Tuesday, 28 October 2014

Dating yourself (If tired of Being Single) 

 

Its for all those people who are thinking that "I am alone & not getting best staff in life". Girls and boys you can love your self if you want. The universal truth is that if you want others to love you, you have to love yourself first.

Let me preface this piece by saying that I’m 24, I’m single, I haven’t been in love in years, and I haven’t gone on a real date in months. And I’m happy.

When you start dating yourself, your mindset shifts. Rather than define your own self-worth based on whether someone else swipes right at your photo or whether someone else wants to go home with you, you determine your own self-worth based on how you’re spending your time. You can commit to personal projects, set aside time for self-reflection and self-care, and discover new career aspirations. Instead of simply going through the motions, you’re in the driver’s seat of your own life.
If you’re struggling with online dating or stressing about being the only single person at your friend’s wedding, my recommendation is to spend a few weeks dating yourself

Treat yourself.

Take yourself out on your perfect date. Go out to your favorite restaurant, order exactly what you want to eat. Buy yourself a new shirt or pair of shoes. Go to the bookstore and buy a new book you’re dying to read. Take yourself to a show this weekend — music, theater, comedy — whatever you love most. Go to a movie by yourself and sit in the exact seat you want to sit in. Go on an adventure to a place you’ve never been before.

 

Take care of yourself.

Go for a run. Dance when feel happy. Meditate. Cook your favorite meal. Order delivery and eat it in bed. Wake up early and read a book that has been sitting on your shelf for months. Stay up late and watch episodes of your favorite show.

 

Create yourself.

Write a blog post or facebook status. Write a short story. Take a letterpress class. Paint. Draw. Take photos. Make a short film. Learn to code. Learn a new language.  Come up with a business idea.

 

Engage yourself.

Find a friend working on a project that interests you and see how you can get involved. Volunteer in your community. Push yourself outside your comfort zone by going solo to a happy hour, party or event that sounds fun. Start a group meet-up for an activity you love like yoga, cooking, poetry, or graphic design.
See, being single isn’t so bad. If you’re in a relationship and jealous of all the fun us single people are having because we’re dating ourselves, you should be jealous.
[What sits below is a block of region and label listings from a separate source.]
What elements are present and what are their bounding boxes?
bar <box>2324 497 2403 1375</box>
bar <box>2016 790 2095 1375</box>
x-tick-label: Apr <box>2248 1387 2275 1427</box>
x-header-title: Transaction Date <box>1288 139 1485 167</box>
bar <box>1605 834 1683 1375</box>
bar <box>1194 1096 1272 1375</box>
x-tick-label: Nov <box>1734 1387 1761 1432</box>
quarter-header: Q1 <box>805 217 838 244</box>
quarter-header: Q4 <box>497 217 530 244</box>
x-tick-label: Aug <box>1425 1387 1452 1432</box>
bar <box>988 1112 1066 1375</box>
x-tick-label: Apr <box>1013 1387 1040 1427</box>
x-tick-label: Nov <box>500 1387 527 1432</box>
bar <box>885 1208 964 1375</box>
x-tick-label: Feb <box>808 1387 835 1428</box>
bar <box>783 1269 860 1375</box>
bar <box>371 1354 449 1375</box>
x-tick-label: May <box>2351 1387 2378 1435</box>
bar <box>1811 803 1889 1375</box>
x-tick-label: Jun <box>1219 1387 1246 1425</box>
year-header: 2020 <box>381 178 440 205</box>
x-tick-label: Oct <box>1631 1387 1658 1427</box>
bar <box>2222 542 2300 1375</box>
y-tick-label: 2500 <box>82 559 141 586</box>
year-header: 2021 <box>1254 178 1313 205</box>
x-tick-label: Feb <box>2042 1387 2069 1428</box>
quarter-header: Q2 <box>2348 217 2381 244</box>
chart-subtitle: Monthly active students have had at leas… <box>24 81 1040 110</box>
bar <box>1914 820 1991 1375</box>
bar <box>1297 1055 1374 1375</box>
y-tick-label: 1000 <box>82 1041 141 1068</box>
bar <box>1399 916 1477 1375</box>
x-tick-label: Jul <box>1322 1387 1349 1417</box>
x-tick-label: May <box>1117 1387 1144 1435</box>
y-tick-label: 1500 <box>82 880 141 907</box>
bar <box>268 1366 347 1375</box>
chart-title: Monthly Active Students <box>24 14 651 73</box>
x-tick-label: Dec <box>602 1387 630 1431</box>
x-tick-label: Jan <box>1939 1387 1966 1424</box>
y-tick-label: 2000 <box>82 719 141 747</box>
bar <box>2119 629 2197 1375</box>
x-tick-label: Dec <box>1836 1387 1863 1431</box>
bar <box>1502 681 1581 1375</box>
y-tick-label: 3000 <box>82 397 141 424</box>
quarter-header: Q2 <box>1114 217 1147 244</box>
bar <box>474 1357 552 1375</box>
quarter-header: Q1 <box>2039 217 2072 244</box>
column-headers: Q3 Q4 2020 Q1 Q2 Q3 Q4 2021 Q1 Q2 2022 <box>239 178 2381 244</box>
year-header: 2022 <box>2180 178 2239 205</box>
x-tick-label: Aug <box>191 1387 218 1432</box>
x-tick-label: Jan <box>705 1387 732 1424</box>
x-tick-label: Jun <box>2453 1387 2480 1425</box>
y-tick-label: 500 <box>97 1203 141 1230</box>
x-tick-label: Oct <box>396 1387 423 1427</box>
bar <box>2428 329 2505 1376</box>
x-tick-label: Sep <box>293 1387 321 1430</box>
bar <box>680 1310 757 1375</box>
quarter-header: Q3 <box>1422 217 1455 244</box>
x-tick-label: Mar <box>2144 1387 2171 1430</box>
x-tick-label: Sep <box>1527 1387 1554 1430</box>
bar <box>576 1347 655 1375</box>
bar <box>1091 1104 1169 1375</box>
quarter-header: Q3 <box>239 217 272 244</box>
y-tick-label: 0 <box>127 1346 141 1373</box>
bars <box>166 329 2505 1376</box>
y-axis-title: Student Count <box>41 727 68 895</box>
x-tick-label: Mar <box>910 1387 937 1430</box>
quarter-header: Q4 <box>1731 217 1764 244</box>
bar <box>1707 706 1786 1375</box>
Don’t worry, it’s not permanent.
I’m not telling you to give up dating forever. I’m not telling you to abandon your life-long goal of being an amazing parent.
I’m just saying that dating yourself for a little while might help you discover who you are and what you want. It might help you stop worrying about what other people think of you and start thinking about how you want to spend your days. It might inspire you to explore a new passion or find a new job. It might give you the time to launch the project or embark on the adventure you’ve always dreamed of.
If you’re lucky, dating yourself might even bring you closer to the person you’ve been looking for.